I don't remember if there are Digital Signature methods that survive, other than secret-key approaches like HMACs, plus the ECC versions that are currently sitting in a box with Schroedinger's cat.
Bill Stewart
New Fast-Compression-only CPR http://preview.tinyurl.com/dy575ks
To be exact, byte is just a unit of computing, and it can contain arbitrary number of bits. While 8-bit byte, also known as octet, is by far the most popular, reaching the boundary of 8 bits doesn't change anything except for a small scaling factor. All the computations that can be performed on 8-bit bytes can be just as well performed on 6-bit, 9-bit or whatever-you-choose-bit bytes.
But it doesn't really matter, because QCs are much more useful for specialized types of problems than for the types of gamer-box graphical rendering that uses up most of the world's CPU capacity today. Ray tracing wants the kind of parallelism that generates lots of output in parallel, and it's a good job for relatively conventional computing.

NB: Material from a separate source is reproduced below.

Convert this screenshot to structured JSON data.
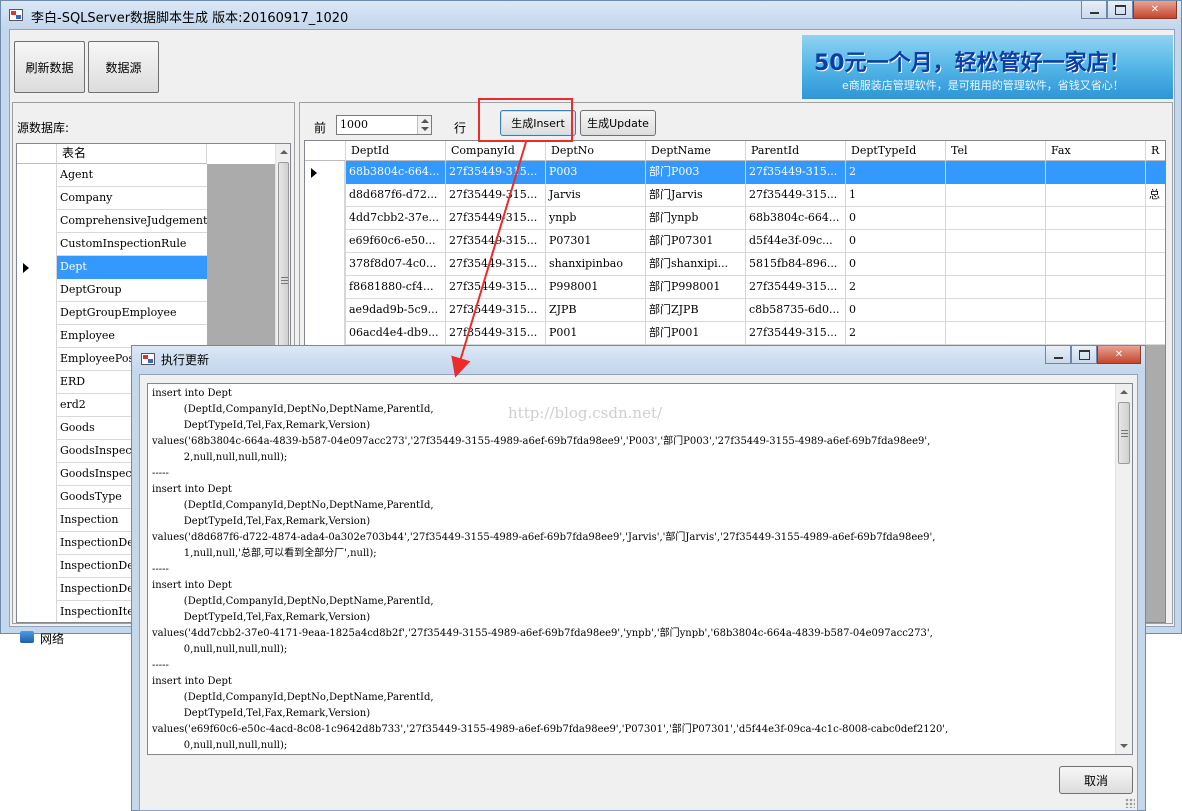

QC produces small amounts of output extracted from a really large search space, such as finding the two 1000-bit prime factors of a 2000-bit number - once you've found the answer, the amount of work to verify that it's correct is very small, but finding it using conventional computers is roughly exponentially hard.
That doesn't mean that gamers won't find uses for the things if they become available, but you'd be using them to crack the security of the database that tracks where your buddy is and what equipment he's got, not to draw the pretty picture after you've made his armor vanish and fragged him.
Bill Stewart
New Fast-Compression-only CPR http://preview.tinyurl.com/dy575ks
Many mathematicians drink black coffee or espresso, but having calcium-containing milk around does make it possible to have cappuccino if you're civilized or at least have white powder stuff to dilute vending-machine coffee if you're a traditional academic researcher.
Bill Stewart
New Fast-Compression-only CPR http://preview.tinyurl.com/dy575ks
The IQOQIUIA?
No I dont think they should exterminate us period LOL. AI... BAD IDEA
At Keio Techno-Mall 2005, a show by Keio University showing off new technologies. Japanese and foreign (American?) researcher. Haven't read the paper he gave me but apparently they have 1 qubit so far but using an element that retains quantum state for 15 seconds!! In fact it is extremely hard to influence the state which is the drawback. But they think it might be useful as a kind of a "hard disk" for a quantum computer. Next step is to get more qubits in one place, apparently.